5.

We have now arrived at what may literally be called the turning-point of Turkish history. We have seen them gradually descend from the north, and in a certain degree become acclimated in the countries where they settled. They first appear across the Jaxartes in the beginning of the seventh century; they have now come to the beginning of the eleventh. Four centuries or thereabout have they been out of their deserts, gaining experience and educating themselves in such measure as was necessary for playing their part in the civilized world. First they came down into Sogdiana and Khorasan, and the country below it, as conquerors; they continued in it as subjects and slaves. They offered their services to the race which had subdued them; they made their way by means of their new masters down to the west and the south; they laid the foundations for their future supremacy in Persia, and gradually rose upwards through the social fabric to which they had been admitted, till they found themselves at length at the head of it. The sovereign power which they had acquired in the line of the Gaznevides, drifted off to Hindostan; but still fresh tribes of their race poured down from the north, and filled up the gap; and while one dynasty of Turks was established in the peninsula, a second dynasty arose in the former seat of their power.

Now I call the era at which I have arrived the turning-point of their fortunes, because, when they had descended down to Khorasan and the countries below it, they might have turned to the East or to the West, as they chose. They were at liberty to turn their forces eastward against their kindred in Hindostan, whom they had driven out of Ghizni and Affghanistan, or to face towards the west, and make their way thither through the Saracens of Persia and its neighbouring countries. It was an era which determined the history of the world. I recollect once hearing a celebrated professor of geology attempt to draw out the consequences which would have occurred, had there not been an outlet for the Thames, which exists in fact, at a certain point of its course. He said that, had the range of hills been unbroken, it would have streamed off to the north-east, and have run into the sea at the Wash in Lincolnshire. An utter change in the political events which came after, another history of England, and nothing short of it, would have been the result. An illustration such as this will at least serve to express what I would say of the point at which we now stand in the history of the Turks. Mahmood turned to the east; and had the barbarian tribes which successively descended done the same, they might have conquered the Gaznevide dynasty, they might have settled themselves, like Timour, at Delhi, and their descendants might have been found there by the British in their conquests during the last century; but they would have been unknown to Europe, they would have been strange to Constantinople, they would have had little interest for the Church.

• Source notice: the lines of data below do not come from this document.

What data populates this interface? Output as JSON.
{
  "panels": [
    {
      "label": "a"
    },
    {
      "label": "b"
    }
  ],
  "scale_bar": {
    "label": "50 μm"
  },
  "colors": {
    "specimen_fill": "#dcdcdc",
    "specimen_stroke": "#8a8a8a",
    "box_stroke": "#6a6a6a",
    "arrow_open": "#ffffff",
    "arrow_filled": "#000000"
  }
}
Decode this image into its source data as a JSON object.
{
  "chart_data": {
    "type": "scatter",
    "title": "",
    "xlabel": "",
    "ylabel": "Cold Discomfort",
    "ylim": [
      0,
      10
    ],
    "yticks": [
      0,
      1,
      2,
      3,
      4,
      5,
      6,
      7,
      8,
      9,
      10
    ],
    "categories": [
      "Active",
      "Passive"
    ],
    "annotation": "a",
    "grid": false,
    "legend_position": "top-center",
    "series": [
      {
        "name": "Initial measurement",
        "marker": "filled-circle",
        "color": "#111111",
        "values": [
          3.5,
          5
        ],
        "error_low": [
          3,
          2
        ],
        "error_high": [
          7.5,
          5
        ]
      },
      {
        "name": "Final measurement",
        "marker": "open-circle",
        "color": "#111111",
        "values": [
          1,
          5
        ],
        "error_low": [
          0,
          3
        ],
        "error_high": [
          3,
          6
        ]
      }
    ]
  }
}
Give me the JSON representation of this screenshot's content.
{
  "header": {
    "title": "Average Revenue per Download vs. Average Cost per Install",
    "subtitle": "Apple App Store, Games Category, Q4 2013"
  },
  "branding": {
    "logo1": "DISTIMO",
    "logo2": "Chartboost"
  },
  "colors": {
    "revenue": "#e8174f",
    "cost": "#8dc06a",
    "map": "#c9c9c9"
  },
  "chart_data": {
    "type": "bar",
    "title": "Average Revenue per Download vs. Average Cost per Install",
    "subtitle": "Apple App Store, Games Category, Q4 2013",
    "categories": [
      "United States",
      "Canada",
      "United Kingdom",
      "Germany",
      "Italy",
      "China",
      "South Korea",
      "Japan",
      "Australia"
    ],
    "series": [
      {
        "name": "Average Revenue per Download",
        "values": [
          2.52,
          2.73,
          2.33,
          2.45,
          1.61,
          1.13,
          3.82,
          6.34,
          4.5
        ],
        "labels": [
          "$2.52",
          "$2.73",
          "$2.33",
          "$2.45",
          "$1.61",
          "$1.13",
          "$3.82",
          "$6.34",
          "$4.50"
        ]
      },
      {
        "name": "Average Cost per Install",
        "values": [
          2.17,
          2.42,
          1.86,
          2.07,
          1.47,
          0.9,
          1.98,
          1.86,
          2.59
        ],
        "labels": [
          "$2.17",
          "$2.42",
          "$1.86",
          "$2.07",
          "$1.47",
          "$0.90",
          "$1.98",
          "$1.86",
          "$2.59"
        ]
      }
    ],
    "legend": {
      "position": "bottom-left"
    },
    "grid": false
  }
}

They had rebelled against Mahmood, they had driven his family to the East; but they did not pursue him thither; he had strength enough to keep them off the rich territory he had appropriated; he was the obstacle which turned the stream westward; in consequence, they looked towards Persia, where their brethren had been so long settled, and they directed their course for good and all towards Europe.

But this era was a turning-point in their history in another and more serious respect. In Sogdiana and Khorasan, they had become converts to the Mahometan faith. You will not suppose I am going to praise a religious imposture, but no Catholic need deny that it is, considered in itself, a great improvement upon Paganism. Paganism has no rule of right and wrong, no supreme and immutable judge, no intelligible revelation, no fixed dogma whatever; on the other hand, the being of one God, the fact of His revelation, His faithfulness to His promises, the eternity of the moral law, the certainty of future retribution, were borrowed by Mahomet from the Church, and are steadfastly held by his followers. The false prophet taught much which is materially true and objectively important, whatever be its subjective and formal value and influence in the individuals who profess it. He stands in his creed between the religion of God and the religion of devils, between Christianity and idolatry, between the West and the extreme East. And so stood the Turks, on adopting his faith, at the date I am speaking of; they stood between Christ in the West, and Satan in the East, and they had to make their choice; and, alas! they were led by the circumstances of the time to oppose themselves, not to Paganism, but to Christianity. A happier lot indeed had befallen poor Sultan Mahmood than befell his kindred who followed in his wake. Mahmood, a Mahomedan, went eastward and found a superstition worse than his own, and fought against it, and smote it; and the sandal doors which he tore away from the idol temple and hung up at his tomb at Gazneh, almost seemed to plead for him through centuries as the soldier and the instrument of Heaven. The tribes which followed him, Moslem also, faced westward, and found, not error but truth, and fought against it as zealously, and in doing so, were simply tools of the Evil One, and preachers of a lie, and enemies, not witnesses of God. The one destroyed idol temples, the other Christian shrines. The one has been saved the woe of persecuting the Bride of the Lamb; the other is of all races the veriest brood of the serpent which the Church has encountered since she was set up. For 800 years did the sandal gates remain at Mahmood's tomb, as a trophy over idolatry; and for 800 years have Seljuk and Othman been our foe, singled out as such, and denounced by successive Vicars of Christ.